The new drug, to undergo clinical trials by a team from the Alzheimer's Disease and Dementia Center at Thomas Jefferson University Hospital, is designed to prevent or delay development of Alzheimer's disease in its early stages.
Jefferson is one of 40 centers in the United States participating in this clinical study, and the only university hospital in this region conducting the clinical trials, notes Patricio F. Reyes, MD, Professor of Neurology, Jefferson Medical College, and Director, Alzheimer's Center. The clinical program will involve more than 30 patients and last at least two years.

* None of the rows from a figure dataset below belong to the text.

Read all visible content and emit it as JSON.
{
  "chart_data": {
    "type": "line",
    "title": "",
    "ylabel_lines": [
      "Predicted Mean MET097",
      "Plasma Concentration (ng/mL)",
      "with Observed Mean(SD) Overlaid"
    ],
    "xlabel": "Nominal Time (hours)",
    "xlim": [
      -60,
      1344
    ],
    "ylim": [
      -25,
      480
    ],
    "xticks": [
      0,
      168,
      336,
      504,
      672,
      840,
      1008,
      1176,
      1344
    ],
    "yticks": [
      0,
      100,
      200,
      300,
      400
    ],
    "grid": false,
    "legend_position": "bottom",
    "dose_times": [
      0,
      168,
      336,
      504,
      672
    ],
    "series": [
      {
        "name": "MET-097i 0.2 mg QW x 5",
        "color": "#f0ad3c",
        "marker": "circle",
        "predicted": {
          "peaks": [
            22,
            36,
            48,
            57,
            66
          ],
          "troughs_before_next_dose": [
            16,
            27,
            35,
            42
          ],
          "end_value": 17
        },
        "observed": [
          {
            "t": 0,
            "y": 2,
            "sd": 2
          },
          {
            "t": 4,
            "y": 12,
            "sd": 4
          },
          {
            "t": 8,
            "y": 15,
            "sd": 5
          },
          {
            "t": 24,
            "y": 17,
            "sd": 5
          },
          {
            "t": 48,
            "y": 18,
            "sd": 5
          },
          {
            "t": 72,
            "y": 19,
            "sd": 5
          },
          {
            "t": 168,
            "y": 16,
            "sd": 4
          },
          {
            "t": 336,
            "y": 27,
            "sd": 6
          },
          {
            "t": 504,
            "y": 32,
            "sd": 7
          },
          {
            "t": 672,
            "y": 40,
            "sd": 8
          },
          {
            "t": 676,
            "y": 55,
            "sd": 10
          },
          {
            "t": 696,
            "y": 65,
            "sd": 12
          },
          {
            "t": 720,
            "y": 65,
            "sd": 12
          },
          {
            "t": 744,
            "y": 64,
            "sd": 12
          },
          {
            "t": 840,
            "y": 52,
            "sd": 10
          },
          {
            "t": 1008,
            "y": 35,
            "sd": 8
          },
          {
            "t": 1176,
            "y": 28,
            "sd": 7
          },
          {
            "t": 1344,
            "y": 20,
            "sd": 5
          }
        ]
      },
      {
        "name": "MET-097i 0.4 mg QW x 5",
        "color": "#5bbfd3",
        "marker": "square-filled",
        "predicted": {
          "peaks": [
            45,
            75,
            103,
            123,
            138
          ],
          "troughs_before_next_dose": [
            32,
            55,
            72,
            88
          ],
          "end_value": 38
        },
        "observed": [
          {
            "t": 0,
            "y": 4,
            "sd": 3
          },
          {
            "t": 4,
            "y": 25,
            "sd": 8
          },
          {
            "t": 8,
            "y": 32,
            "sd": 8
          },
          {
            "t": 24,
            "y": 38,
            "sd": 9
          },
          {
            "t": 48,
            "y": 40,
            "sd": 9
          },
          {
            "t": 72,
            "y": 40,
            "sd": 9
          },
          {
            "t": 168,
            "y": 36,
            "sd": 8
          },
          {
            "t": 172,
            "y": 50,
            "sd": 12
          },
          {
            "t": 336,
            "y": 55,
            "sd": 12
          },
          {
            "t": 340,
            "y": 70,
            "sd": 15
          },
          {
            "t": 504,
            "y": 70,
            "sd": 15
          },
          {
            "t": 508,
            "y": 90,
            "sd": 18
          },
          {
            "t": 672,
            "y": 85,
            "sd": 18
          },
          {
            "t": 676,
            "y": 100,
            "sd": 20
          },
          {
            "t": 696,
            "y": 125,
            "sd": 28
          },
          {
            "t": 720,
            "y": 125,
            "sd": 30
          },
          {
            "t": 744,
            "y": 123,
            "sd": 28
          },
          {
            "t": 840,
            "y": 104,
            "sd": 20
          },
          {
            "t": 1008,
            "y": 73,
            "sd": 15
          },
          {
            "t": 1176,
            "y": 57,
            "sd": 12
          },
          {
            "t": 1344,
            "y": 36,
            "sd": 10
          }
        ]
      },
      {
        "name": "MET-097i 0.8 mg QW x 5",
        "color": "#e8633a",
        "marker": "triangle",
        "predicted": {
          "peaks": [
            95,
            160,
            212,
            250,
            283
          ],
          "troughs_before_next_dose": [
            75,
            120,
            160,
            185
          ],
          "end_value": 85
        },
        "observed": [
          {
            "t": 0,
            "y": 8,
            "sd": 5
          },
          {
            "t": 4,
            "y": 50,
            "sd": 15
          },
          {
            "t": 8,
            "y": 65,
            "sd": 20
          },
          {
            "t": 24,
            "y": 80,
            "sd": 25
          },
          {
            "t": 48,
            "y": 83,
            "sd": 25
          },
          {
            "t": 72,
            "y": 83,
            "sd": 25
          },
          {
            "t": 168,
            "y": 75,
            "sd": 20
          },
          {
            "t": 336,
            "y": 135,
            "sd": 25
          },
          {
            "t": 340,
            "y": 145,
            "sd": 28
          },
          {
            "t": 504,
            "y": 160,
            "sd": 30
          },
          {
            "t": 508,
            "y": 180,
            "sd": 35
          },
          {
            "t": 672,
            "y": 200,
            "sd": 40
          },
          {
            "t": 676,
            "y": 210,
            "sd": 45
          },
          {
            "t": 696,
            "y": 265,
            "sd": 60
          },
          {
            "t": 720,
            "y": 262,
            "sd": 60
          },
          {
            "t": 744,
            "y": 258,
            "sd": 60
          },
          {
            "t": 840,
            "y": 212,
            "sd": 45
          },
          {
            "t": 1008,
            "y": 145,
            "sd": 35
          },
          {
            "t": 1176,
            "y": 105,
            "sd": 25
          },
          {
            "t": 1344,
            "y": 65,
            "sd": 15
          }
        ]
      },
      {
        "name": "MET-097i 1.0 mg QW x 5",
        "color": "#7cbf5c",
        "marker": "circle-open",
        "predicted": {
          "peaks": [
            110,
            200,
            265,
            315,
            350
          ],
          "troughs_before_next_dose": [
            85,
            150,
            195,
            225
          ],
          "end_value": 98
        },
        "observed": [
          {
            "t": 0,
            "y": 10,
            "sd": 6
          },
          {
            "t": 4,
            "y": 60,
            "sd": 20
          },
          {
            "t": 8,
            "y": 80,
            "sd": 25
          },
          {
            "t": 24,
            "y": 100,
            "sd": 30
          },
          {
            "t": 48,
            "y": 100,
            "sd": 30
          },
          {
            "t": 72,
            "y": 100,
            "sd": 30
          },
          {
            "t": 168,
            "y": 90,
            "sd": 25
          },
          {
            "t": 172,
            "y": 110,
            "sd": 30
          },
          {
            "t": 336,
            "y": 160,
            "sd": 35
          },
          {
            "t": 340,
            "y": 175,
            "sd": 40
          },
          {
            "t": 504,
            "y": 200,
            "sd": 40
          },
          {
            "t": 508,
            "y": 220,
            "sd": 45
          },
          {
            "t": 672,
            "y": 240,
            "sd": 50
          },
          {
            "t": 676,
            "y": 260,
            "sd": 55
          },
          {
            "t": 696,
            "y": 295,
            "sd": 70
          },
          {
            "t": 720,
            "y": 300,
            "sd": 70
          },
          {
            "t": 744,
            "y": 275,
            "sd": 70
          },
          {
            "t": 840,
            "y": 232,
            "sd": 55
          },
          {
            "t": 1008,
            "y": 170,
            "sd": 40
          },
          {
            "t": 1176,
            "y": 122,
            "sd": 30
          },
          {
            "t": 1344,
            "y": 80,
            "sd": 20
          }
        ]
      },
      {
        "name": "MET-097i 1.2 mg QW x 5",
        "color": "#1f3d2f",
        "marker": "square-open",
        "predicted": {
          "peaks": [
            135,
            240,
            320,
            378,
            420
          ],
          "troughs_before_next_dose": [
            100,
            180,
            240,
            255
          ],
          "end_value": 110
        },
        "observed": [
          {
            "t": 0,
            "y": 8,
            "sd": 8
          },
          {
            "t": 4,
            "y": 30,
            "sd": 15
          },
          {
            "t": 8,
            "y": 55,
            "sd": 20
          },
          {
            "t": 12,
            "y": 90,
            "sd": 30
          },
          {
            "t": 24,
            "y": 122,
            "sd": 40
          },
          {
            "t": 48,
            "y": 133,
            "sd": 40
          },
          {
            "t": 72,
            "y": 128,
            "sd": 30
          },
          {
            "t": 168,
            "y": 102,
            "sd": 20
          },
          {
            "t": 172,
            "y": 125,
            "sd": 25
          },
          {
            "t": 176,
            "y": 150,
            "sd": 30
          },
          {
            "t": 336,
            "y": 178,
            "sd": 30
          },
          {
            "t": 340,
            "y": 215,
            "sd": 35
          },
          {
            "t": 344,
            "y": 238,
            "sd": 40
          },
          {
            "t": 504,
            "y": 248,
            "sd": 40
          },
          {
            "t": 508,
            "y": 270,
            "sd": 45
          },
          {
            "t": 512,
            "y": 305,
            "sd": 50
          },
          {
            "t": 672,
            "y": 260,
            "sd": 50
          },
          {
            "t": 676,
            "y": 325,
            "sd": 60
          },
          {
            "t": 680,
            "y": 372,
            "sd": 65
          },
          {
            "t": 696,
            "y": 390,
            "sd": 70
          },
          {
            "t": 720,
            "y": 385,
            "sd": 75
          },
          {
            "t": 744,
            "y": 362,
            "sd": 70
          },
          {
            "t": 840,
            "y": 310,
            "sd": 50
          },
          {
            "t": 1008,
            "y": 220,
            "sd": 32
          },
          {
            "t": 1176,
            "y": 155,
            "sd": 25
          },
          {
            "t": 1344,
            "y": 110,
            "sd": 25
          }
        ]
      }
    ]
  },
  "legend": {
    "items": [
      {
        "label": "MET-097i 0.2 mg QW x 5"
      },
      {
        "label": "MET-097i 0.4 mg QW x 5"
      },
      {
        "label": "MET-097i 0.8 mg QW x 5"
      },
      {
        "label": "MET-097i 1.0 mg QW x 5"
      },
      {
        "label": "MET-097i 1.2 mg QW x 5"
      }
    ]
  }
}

About four million Americans have Alzheimer's disease today, including half of the population over age 85. The disease claims more than 100,000 lives a year and is the fourth leading cause of adult deaths.
"It is hoped that this medication will delay, if not stop, the development of symptoms of Alzheimer's disease by attacking the immune-related or inflammatory-related abnormalities in the brain," Dr. Reyes says.
Seeking Patient Volunteers
Participation in the study is free and voluntary. Volunteers will be required to have blood tests, clinical, behavioral and neuropsychological examinations, and periodic medical and neurological assessments by Jefferson staff.
"Ideal volunteers for the study will be men and women, with a caregiver, who are age 65 or older and who have mild memory loss or early dementia but are otherwise in good health," Dr. Reyes says.
In addition, volunteers must not be on any of the following medications: aspirin or non-steroidal anti-inflammatory drugs (NSAIDS); heparin; warfarin or any anticoagulants; estrogen; vitamin E; gingko biloba; corticosteroids; cholinesterase inhibitors; and some anti-depressants.
The drug may have some side effects including dizziness, nausea and gastrointestinal discomfort.